The Vocation of Christian Education & The Vocation of TheoMetrics
We are compelled by what many NOTABLE CHRISTIAN SCHOLARS are saying.
T.S. Eliot (1940) The Idea of a Christian Society
The purpose of a Christian education would not be merely to make men and women pious Christians: a system aimed to rigidly at this end alone would become only obscurantist. A Christian education would primarily train people to be able to think in Christian categories…
C. S. Lewis. (1949) “Is Theology Poetry?” in The Weight of Glory
I believe in Christianity as I believe that the sun has risen, not only because I see it, but because by it I see everything else.
Excerpts from the Argument offered by Benne, R. (2001). Quality with Soul: How Six Premier Colleges and Universities Keep Faith with Their Religious Traditions.
Here are insights from one scholar regarding the centrality of faith and learning to the Christian school’s educational mission.

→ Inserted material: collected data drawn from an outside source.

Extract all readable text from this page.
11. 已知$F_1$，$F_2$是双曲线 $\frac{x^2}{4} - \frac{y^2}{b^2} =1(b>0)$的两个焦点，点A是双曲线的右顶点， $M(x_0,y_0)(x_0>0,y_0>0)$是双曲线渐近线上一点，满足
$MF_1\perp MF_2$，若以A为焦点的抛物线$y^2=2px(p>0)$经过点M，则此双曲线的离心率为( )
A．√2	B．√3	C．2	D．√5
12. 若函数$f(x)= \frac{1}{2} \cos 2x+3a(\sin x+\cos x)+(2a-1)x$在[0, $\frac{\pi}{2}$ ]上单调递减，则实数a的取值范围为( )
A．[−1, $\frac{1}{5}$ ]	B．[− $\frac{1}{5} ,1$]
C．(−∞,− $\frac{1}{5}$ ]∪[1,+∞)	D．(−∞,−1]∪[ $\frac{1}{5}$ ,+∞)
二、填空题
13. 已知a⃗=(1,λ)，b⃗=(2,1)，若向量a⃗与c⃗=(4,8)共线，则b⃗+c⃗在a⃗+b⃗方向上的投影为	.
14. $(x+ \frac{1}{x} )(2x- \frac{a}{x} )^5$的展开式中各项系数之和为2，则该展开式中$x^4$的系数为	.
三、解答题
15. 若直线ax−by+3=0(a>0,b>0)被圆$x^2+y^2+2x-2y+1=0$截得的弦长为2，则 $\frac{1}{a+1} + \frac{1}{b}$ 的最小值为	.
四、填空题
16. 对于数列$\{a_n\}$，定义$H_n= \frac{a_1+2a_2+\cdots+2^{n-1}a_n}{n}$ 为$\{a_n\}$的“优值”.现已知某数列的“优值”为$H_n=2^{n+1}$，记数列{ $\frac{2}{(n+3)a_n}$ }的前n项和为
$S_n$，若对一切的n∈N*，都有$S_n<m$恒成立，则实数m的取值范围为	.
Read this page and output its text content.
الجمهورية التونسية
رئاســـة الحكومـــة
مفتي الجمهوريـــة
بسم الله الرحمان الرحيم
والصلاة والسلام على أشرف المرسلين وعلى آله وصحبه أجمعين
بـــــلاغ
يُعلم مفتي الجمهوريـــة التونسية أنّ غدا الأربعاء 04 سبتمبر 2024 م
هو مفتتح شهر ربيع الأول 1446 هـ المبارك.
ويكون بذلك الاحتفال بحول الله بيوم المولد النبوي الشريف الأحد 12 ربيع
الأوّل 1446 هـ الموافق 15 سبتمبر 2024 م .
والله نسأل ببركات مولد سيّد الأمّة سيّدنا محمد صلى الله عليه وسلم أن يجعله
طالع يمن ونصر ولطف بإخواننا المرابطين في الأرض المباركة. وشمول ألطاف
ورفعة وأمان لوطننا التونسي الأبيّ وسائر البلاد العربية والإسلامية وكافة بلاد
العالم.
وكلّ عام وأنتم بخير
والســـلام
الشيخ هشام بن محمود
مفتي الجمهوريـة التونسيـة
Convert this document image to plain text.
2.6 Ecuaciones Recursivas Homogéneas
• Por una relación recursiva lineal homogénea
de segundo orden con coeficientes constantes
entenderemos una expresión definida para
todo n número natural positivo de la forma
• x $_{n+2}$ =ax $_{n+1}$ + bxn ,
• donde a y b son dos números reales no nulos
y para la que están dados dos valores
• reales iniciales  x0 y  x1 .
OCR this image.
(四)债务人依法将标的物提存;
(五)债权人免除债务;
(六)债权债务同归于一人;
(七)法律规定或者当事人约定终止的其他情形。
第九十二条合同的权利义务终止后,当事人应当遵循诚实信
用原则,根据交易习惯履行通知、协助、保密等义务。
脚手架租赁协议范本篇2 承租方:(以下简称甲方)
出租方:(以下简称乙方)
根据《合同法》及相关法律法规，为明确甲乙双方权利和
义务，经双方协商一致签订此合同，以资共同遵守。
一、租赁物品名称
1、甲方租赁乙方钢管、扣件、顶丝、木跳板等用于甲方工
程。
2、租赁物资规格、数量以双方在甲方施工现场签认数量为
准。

The challenge for orthodox* schools is to keep faculty standards high in the traditional areas of teaching, scholarship, and service. But even more of a challenge might be to acquire the kind of talent needed to integrate faith in learning well. Integrating faith and learning poorly may be worse than not trying it at all. Doing it well requires both talent and thorough preparation. Faculty selection for critical mass* schools is both the most important and most difficult of tasks. It is most important because faculty members are the ground troops, the ones who directly encounter the students. If the Christian account is to be publicly relevant to the central task of the school – its education – then the right kind of faculty is indispensable. Faculty members will not only have to be adept at teaching, scholarship, and service, but also a fourth category: institutional fit. Ability to contribute to the identity and mission of the Christian college is as important criterion as the traditional three.
*Orthodox and *Critical Mass schools are those which Benne suggests have retained the Christian vision as their organizing paradigm.
p. 192
In concluding his research, Benne speaks of the importance of a far-reaching vision. He calls for “a theology confident in the comprehensiveness of the Christian account that will draw upon the vast sources of wisdom the Christian intellectual tradition has built over the millennia…A Christian college has to employ a theology that is public and comprehensive, not merely private and pietist, because a public, comprehensive theology is the only sort that provides an adequate conversation partner for the many fields of inquiry in a modern university or college.” [An important caveat]
The engagement of the Christian theological account with several disciplines does not go on all the time… a good deal of the time in any decent classroom is given over to transmitting knowledge of the field in question as understood by the world at large. But at the depths and boundaries of every field profound issues appear they can be brought into dialogue with the comprehensive Christian theological account
p. 198
Under the heading “Embedding the Vision” the following are some of Benne’s recommendations:
It is clear that each school’s animating vision, in both its religious and more specifically theological versions, has to be articulated and embedded in the ongoing life of the college… It has to be inculcated in new members of the community, not only but especially faculty….This takes time and resources, and probably involves required participation. …If genuine engagement in faith and learning are to take place, non-theologians need to acquire at least a solid lay education in basic Christian theology. After all, Christian schools are asking non-theologians to step out of their own expertise in order to engage faith with their field of inquiry. These faculty members should be encouraged to acquire a sufficiently sophisticated intellectual account of their faith as preparation for an engagement that does justice to their secular expertise….When such theological education reaches more and more faculty, the possibilities for exciting faith and learning engagement will multiply exponentially.